This post’s really a coincidence. It’s not as if I have Egypt on the mind. It just looks that way, having now run two successive posts on…Egypt. But I just happened to finish Mongrels or Marvels: The Levantine Writings of Jacqueline Shohet Kahanoff, and I wanted to say a little something about it by way of recommendation. And I really love these old photographs from the Middle East. They are so clean and bright.
As for Kahanoff. She was born and raised in Cairo, leaving Egypt after the 1956 Suez war. She went first to the United States and then to Israel. Full of light and sea, the book’s essays and fiction present a nostalgic but not uncritical view of the charming, glittery upper crust of Levantine culture once shared in Egypt by Jews, Armenians, Copts, Turks, Greeks, and Italians; and then new, complicated life in Beersheva in the first days of the State.
Kahanoff’s critical view is cast especially around the confining problems of gender, class and caste, the limits of cross-cultural exchange, the destructive inter-dynamics of European colonialism and Arab nationalism, as well as a critique of a Zionist culture of arrogance and aggrandizement prior to and after the establishment of the State of Israel.
I’m a sucker for this kind of stuff.
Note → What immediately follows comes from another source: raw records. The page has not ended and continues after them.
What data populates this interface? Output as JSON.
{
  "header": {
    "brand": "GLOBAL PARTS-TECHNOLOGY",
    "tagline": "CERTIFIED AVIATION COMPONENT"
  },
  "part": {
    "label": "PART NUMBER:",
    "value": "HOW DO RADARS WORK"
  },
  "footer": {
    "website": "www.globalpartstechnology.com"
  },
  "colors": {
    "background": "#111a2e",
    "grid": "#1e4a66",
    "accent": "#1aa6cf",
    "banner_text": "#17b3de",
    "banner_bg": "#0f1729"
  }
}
The utopian edge to the book is highly refined, non-radical, and broadly humanist –the reconstitution of a pan-Levantine identity including Jews and Arabs formed as a loose, open, cosmopolitan interface. The religious orientation is cultural, not dogmatic or spiritual. Reading it in our own day and age, I confess to a pronounced sense of sadness and shame.
What I like about the book is, I guess, simple. It’s the sense of an ending and the persistence of culture, the sense of place warped by memory and the world-opening gesture.
I’m going to move on to Ammiel Alcalay and Nissim Rejwan.
So in terms of teaching Mizrahi Judaism specifically in North Africa… what do you think? Thumbs up or down?
Yes! This would be an excellent text to use in the classroom, either on its own or as part of a unit in courses on the modern middle east, arab cultures, postcolonialism, etc. The wriing is simple, elegant, and relaxed.
Other theorists and texts to consider:
The grand-daddy of the mizrachi theorists would be Albert Memmi. A new kid on the block would be Gil Anidjar.
Sartre’s anti-semitism essay figures in here, alongside Fanon. Derrida’s Circumfession is probably too idiosyncratic.